Setelah memastikan Sheila udah ngerasa lebih baik, gue melajukan mobil menuju apartemen kami. You know what, rasanya nyaman banget waktu meluk Sheila tadi. Kayak mau seberat apapun hidup, selama ada dia di sini, semua akan baik-baik aja. I just hope she feels the same.

And if you care to know, nope, we're not a thing, yet.

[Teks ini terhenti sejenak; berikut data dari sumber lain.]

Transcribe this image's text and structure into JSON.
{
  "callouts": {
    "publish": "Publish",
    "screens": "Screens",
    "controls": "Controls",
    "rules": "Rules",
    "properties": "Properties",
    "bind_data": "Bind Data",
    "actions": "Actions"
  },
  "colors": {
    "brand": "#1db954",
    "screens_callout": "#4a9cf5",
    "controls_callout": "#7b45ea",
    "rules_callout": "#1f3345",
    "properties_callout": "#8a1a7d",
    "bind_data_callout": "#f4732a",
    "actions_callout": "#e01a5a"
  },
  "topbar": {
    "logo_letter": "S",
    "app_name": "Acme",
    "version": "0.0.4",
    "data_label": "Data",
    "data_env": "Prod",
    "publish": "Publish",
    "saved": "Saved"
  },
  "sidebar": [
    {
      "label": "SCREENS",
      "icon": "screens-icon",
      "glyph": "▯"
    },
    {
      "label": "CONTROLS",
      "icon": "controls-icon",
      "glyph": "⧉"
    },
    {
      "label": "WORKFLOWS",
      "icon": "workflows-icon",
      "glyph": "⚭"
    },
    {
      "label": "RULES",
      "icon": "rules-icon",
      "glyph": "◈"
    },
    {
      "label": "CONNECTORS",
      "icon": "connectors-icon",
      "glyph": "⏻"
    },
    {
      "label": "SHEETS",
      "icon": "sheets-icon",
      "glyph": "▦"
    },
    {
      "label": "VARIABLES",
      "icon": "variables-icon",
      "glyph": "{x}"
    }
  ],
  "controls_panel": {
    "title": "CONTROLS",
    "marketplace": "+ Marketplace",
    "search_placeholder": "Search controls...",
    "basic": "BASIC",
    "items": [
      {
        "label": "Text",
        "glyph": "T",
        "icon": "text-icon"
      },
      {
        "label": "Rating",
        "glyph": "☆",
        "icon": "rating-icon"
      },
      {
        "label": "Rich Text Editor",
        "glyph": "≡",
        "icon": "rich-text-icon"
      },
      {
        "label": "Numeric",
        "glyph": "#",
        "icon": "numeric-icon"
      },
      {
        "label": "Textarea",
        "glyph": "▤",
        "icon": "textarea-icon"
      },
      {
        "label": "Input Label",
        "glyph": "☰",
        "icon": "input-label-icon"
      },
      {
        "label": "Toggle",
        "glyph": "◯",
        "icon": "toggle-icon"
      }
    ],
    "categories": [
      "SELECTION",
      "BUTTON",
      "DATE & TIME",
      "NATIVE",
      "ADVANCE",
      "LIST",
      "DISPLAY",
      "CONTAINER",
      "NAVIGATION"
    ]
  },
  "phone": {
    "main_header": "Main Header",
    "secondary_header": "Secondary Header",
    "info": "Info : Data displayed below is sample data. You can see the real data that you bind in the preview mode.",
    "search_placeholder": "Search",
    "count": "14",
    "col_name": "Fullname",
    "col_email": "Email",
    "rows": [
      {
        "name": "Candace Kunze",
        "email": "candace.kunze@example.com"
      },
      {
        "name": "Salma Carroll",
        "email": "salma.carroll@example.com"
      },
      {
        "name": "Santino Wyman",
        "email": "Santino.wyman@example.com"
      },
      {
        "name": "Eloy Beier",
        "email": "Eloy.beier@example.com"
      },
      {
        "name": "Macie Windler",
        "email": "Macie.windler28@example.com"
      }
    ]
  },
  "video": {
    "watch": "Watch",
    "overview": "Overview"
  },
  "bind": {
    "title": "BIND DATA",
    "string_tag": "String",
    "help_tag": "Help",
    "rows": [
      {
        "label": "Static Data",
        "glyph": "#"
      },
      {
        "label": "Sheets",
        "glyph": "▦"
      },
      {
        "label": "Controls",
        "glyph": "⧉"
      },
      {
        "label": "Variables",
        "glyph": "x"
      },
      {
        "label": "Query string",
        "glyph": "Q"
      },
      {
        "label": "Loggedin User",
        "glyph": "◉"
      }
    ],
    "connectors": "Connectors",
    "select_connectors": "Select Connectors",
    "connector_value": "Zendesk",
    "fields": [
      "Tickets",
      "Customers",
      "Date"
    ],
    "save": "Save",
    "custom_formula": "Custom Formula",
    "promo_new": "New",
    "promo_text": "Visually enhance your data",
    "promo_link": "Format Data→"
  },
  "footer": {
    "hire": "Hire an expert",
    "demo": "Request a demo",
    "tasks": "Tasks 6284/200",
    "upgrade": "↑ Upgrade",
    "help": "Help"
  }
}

Masih di fase kita jalanin dulu aja. But I think I know the reason why. Untung kakak gue perempuan ya. Kalau kakak gue cowok, mungkin masalah kayak gini juga akan mampir ke kehidupan gue.

"Sheil... apa... Reinaldi orang yang bikin kamu kayak sekarang? I mean... hati-hati dalam memulai sebuah hubungan...," tanyaku setelah kami berdua duduk di meja makan apartemen gue ditemani dua cangkir teh hangat.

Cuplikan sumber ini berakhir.